It is raining cats and dogs. Even worse than that. It is pouring down. The thunder is loud and just around the corner. I am in Bangkok, inside and it is cozy.
I must have been very tired since I slept for 11 hours. I share the mixed dorm with 4 young chinese guys. They are very polite and only one of them knows English enough to have a sort of conversation but one can sense that they are all the only child in their family. Not spoiled, they do their washing and are very capable. I have seen the dorms chinese students live in so in. Different standard. Anyway, my roommates are not the most quiet ones but I had no trouble sleeping.
Late morning, but well deserved sleep so I decided to extend my stay here until Sunday. So what to do today?

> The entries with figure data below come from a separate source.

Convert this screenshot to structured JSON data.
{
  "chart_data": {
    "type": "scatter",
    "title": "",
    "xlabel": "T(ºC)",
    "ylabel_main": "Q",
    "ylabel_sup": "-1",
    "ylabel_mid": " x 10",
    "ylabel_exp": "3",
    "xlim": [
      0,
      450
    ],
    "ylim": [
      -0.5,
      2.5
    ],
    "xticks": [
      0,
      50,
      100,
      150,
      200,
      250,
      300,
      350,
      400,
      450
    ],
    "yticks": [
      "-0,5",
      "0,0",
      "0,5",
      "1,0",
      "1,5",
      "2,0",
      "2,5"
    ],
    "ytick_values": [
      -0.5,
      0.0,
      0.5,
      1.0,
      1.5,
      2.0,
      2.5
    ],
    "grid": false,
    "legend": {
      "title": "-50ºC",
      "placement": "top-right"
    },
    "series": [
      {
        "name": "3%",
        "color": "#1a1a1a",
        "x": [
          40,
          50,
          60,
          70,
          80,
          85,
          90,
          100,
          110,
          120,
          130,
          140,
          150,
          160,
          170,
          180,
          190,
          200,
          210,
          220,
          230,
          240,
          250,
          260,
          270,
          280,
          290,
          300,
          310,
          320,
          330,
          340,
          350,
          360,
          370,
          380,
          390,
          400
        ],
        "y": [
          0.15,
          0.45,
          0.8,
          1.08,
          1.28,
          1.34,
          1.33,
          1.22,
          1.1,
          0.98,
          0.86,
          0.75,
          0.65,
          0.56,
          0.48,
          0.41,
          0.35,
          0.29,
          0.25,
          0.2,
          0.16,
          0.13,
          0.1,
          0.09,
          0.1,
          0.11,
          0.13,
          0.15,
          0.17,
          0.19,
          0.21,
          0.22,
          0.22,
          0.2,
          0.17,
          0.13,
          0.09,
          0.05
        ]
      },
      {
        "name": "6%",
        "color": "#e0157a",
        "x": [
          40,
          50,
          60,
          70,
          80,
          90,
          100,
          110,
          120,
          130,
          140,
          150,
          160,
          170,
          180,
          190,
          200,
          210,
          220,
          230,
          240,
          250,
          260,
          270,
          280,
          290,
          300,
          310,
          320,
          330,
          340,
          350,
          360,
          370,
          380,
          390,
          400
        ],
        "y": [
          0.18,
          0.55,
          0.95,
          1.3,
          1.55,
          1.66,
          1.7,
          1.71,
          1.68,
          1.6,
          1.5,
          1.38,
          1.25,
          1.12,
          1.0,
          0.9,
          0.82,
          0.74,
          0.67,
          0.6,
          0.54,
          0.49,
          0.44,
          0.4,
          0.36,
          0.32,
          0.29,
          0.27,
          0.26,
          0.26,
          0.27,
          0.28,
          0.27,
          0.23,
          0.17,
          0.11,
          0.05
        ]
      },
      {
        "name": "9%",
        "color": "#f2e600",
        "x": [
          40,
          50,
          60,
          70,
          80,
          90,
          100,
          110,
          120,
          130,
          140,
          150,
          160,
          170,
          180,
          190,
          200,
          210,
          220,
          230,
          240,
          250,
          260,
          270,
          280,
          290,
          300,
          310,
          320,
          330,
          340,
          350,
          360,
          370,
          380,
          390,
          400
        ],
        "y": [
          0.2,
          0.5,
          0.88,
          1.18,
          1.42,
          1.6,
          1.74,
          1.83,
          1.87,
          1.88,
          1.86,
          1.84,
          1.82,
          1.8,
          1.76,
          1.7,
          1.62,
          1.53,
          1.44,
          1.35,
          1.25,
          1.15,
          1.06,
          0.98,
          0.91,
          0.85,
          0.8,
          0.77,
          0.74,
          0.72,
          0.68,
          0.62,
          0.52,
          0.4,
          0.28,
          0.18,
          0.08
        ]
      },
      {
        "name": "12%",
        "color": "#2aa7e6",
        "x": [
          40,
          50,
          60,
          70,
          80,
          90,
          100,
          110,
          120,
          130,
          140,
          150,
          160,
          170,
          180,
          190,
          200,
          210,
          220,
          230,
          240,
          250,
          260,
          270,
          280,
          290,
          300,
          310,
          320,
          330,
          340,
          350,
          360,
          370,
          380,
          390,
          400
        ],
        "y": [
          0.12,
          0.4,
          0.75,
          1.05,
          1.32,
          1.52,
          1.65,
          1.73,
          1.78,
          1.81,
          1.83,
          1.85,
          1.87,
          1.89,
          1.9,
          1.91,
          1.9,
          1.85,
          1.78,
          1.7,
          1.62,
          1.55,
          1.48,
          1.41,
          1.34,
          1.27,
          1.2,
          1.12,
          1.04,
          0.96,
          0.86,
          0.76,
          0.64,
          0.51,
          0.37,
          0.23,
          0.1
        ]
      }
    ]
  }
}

As I told you yesterday I love markets. Not for the shopping but for the photo opportunities. Street photo is a passion. I always have been very observant on what people around me are doing so that part of street photography was the easy one. Anyway, markets, today I aimed for the vegetable and flower market. They are very close to each other.

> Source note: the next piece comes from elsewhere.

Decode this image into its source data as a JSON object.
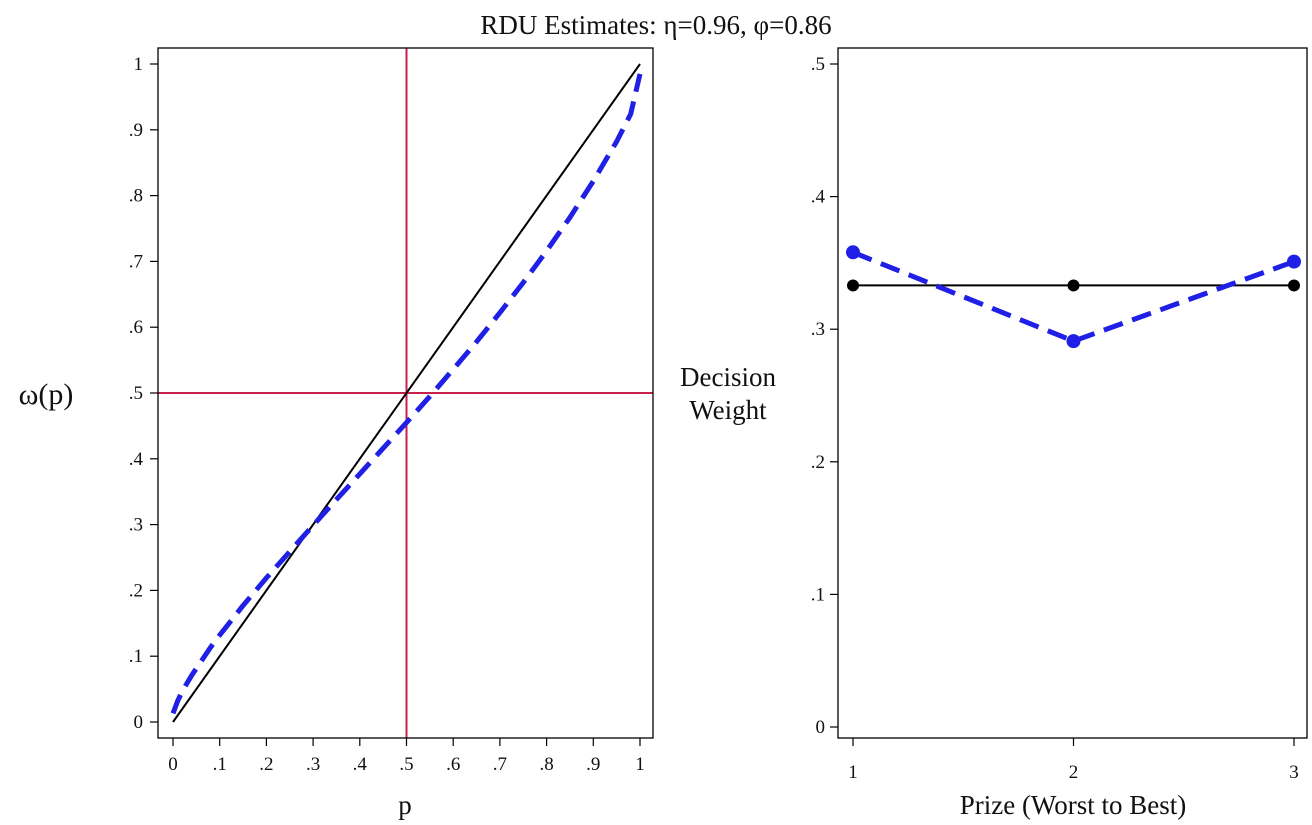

The map said the 5.4 kilometres would take me 1.15 hours to walk. So I started walking. After one hour I realised I was hungry. No wonder since I forgot to have breakfast. I stopped by one of the mobile restaurants and had vegetable soup and rice. A simple but extremely tasty dish. Onward. I skipped the busy roads and tried to stick to the alleys when possible.
That is where the people have their day to day life. All the tiny shops, street markets, street restaurants. Street life in other words. A lot of people actually live big part of their lives on the sidewalk. The sidewalk is either their living room, porch, bedroom of a sort, children make their homework there, grannies take a nap there, some just sit down and read the paper. I love this street life.
At the same time I can’t stop wondering how they cope with the traffic and the noise. I have been in cities with even heavier traffic and I was as puzzled then as I am now.
Finally I reached the river Chao Phraya. Cities with closeness to water appeals to me. I saw three tug boats towing tre enormous conjoined flatboats. The tug boats sounded as if they were struggling with the weight.
The flower market was wonderful, I never found the vegetable market, I passed the hardware district, I passed street markets were they sold everything from pills to you name it.
I walked 14,5 kilometres in 5 hours, I had 2 delicious meals and my knee almost killed me at the end but I feel happy.